Alle Beteiligten müssen jetzt an der Aufklärung mitwirken, jeder auf seine Art. Doch auch die Medien sind in der Pflicht. Sie müssen weiterhin Druck machen, damit es vorangeht. Sie müssen Fragen stellen, damit es Antworten gibt. Gleichzeitig sollten sie aber auch darauf achten, nicht voreilig Ängste zu schüren, ohne an die Folgen zu denken. Denn schon heute ist es nicht einfach, Probanden zu finden. Klinische Prüfungen als "Menschenversuche" zu bezeichnen – ein Begriff, der oftmals in Zusammenhang gebracht wird mit den unmenschlichen Vorgängen in nationalsozialistischen Konzentrationslagern – fördert insoweit nicht gerade die Bereitschaft in der Bevölkerung, an Arzneimittelstudien teilzunehmen. Arzneimittel, die Menschen helfen sollen, müssen aber an Menschen getestet werden, das steht fest.

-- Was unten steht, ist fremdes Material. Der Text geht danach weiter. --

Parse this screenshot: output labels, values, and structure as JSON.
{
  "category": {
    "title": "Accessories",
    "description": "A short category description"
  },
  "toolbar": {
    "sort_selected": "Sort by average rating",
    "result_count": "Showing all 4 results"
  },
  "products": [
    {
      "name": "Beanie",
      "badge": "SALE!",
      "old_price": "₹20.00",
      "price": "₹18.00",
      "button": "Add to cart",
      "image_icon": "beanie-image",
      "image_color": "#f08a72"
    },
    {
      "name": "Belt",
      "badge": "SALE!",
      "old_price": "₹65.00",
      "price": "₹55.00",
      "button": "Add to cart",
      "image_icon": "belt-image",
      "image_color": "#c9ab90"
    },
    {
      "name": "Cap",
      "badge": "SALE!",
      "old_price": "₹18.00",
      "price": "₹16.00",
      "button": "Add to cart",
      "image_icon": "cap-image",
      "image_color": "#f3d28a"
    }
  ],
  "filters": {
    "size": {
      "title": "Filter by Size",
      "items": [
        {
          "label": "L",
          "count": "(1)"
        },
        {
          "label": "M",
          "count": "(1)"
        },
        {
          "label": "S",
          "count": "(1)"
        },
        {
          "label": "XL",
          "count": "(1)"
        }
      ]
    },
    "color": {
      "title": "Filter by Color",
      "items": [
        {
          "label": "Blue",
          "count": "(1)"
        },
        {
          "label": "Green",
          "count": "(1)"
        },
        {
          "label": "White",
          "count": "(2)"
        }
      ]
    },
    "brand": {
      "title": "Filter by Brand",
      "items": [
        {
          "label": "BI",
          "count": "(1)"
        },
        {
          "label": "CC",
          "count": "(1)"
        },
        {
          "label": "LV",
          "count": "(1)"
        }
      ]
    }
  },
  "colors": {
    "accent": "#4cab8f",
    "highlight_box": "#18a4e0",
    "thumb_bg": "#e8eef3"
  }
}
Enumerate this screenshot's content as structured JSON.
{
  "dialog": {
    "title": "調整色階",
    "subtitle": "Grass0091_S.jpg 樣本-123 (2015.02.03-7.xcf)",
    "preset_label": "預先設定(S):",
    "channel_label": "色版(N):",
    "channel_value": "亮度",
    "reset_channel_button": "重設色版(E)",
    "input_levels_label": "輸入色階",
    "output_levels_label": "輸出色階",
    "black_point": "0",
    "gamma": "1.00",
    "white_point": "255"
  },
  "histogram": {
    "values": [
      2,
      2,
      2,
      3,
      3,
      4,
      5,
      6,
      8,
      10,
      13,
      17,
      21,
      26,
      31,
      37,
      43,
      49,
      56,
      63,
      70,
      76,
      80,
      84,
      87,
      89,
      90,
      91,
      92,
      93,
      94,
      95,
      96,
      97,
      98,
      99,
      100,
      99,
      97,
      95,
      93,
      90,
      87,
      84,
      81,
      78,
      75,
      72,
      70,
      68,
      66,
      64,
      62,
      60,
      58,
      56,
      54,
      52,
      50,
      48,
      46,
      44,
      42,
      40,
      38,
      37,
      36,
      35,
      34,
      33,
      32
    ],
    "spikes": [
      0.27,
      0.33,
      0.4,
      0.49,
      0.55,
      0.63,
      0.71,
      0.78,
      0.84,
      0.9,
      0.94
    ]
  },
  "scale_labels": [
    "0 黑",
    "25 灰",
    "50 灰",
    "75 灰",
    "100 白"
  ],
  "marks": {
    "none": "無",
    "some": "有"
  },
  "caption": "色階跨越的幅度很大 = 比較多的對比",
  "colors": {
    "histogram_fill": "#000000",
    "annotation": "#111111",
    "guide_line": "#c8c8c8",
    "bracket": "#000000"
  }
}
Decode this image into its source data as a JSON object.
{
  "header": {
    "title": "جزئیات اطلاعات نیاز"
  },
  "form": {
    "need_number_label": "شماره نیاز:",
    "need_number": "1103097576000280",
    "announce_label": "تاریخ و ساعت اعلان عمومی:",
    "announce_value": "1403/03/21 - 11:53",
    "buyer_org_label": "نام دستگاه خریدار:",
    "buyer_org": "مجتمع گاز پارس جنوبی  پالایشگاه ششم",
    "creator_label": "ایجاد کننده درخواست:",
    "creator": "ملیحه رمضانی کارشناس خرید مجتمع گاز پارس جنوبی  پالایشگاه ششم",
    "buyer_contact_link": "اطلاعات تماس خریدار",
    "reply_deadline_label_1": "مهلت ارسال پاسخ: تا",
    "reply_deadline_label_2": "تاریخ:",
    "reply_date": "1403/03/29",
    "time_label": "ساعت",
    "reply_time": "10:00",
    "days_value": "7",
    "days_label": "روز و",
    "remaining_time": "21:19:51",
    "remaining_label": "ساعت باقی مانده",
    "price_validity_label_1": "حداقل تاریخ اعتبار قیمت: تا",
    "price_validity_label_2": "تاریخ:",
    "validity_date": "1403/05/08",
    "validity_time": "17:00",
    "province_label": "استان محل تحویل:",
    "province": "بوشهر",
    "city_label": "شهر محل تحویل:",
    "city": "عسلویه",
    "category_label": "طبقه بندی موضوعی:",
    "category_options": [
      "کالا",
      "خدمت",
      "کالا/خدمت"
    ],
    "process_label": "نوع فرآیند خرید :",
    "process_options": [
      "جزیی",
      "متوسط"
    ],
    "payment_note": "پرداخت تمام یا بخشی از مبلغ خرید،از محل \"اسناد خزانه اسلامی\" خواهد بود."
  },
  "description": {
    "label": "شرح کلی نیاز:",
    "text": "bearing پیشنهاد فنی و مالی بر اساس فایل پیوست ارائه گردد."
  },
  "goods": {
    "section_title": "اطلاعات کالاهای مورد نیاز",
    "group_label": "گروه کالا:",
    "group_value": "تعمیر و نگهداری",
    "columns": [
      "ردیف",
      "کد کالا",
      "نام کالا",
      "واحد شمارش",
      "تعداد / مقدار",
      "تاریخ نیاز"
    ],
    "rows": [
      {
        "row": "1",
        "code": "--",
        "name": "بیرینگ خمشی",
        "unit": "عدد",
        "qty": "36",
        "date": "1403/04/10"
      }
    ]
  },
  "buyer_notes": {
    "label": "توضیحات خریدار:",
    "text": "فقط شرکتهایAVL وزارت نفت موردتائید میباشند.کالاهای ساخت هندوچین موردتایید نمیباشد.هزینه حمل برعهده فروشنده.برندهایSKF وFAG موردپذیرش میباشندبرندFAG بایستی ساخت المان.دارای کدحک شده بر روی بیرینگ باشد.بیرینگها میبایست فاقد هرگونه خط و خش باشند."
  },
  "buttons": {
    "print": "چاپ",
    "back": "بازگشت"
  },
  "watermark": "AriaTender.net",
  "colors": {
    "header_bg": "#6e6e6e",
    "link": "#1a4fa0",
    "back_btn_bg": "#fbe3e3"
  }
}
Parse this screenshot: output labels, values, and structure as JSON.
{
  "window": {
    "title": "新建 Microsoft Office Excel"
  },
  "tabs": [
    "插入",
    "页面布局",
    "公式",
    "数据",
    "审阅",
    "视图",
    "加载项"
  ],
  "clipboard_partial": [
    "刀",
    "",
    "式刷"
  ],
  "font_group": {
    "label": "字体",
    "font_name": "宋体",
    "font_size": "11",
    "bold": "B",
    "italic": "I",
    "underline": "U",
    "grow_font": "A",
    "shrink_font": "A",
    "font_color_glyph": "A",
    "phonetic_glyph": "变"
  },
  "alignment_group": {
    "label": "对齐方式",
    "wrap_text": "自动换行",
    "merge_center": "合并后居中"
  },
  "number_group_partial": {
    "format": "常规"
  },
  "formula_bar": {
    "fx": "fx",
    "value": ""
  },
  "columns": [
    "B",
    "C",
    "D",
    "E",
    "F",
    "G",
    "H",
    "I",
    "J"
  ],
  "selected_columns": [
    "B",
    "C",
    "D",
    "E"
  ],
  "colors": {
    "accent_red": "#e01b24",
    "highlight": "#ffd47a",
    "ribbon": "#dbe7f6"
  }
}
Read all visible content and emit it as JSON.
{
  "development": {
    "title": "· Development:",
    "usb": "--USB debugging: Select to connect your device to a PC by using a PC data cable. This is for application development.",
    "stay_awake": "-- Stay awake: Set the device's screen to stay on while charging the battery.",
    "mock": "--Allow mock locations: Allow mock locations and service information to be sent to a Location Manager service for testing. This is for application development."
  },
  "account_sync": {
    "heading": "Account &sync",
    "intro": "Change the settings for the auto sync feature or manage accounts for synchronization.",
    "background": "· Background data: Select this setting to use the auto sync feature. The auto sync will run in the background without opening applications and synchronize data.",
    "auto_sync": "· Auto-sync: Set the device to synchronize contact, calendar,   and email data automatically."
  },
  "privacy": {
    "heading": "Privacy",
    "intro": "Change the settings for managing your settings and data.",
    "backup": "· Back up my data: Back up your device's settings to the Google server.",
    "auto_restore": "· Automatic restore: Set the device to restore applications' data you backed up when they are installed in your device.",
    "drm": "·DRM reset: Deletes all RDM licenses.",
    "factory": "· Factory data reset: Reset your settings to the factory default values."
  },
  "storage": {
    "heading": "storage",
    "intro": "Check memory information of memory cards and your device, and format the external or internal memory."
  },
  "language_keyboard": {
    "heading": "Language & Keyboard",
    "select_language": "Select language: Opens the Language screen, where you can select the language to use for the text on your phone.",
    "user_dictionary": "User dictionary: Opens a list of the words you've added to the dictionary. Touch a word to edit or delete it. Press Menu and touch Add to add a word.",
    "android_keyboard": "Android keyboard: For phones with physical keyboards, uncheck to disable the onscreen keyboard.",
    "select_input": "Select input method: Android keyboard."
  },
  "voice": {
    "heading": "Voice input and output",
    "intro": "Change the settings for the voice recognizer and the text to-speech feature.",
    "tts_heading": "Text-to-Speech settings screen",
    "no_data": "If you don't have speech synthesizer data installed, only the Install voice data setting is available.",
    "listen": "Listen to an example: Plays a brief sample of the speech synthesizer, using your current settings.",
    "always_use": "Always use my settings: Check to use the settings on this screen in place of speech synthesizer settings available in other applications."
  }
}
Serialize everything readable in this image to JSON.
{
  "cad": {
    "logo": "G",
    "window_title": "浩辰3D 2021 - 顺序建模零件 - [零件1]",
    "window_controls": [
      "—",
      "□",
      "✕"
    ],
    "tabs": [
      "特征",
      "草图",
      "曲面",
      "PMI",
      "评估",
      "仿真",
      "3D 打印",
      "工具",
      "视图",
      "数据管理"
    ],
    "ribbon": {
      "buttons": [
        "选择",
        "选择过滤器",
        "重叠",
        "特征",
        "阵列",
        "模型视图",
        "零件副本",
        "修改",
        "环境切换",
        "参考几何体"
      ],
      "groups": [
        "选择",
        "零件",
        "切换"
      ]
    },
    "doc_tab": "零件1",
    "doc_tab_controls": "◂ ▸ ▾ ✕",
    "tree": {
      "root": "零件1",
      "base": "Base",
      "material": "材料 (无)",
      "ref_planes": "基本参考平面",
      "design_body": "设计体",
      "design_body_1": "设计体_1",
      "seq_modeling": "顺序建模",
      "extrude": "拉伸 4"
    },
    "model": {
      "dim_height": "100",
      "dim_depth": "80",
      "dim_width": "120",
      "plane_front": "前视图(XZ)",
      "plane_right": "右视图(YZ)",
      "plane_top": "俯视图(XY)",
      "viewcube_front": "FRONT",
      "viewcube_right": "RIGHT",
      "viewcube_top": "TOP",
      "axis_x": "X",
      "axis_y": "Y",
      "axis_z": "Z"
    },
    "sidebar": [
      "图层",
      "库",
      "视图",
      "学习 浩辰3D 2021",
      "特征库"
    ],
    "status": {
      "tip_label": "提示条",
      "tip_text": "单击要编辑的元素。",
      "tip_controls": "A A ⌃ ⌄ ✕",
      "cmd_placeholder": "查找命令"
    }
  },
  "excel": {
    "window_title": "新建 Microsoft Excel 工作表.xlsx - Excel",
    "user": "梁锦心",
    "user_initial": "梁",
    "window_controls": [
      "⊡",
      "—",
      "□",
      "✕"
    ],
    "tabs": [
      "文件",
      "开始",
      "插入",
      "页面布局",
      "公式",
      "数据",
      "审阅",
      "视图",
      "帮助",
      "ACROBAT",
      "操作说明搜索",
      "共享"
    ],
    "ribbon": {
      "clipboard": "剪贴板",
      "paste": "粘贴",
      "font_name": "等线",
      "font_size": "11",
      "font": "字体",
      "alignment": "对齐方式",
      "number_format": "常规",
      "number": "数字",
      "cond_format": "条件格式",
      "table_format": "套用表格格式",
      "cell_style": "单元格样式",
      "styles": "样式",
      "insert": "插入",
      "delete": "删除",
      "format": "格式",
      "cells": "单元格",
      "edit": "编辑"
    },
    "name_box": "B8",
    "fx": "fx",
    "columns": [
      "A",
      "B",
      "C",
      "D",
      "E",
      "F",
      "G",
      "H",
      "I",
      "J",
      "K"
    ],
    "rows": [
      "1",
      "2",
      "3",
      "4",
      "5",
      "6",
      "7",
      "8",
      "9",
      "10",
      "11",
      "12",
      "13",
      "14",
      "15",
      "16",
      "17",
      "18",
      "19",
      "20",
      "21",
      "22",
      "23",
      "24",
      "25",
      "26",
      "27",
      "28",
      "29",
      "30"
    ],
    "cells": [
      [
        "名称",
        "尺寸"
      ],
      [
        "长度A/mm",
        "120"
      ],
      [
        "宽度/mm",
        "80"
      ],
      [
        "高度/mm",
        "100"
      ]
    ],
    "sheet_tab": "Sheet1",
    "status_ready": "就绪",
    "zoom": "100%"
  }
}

In Anbetracht der möglichen Folgen, die eine zu unsachliche Berichterstattung haben könnte, sollten daher auch die Medien bei diesem heiklen Thema das richtige Maß an Fingerspitzengefühl beweisen.
Juliane Ziegler
Quellen:[1] Gesetz über den Verkehr mit Arzneimitteln – Arzneimittelgesetz – vom 5. Mai 1964; verkündet im Gesetzblatt der Deutschen Demokratischen Republik vom 8. Mai 1964, Teil I Nr. 7, S. 101 ff.[2] Zwölfte Durchführungsbestimmung zum Arzneimittelgesetz – Prüfung von Arzneimitteln zur Anwendung in der Humanmedizin – vom 17. Mai 1976; verkündet im Gesetzblatt der Deutschen Demokratischen Republik vom 2. Juni 1976, Teil I Nr. 17, S. 248 ff.[3] Gesetz über den Verkehr mit Arzneimitteln – Arzneimittelgesetz – vom 27. November 1986; verkündet im Gesetzblatt der Deutschen Demokratischen Republik vom 10. Dezember 1986, Teil I Nr. 37, S. 473 ff.[4] Mitteilungsblatt der Ärztekammer Berlin ("Berliner Ärzte"), Heft 10 vom 3. Oktober 1991, S. 16 ff.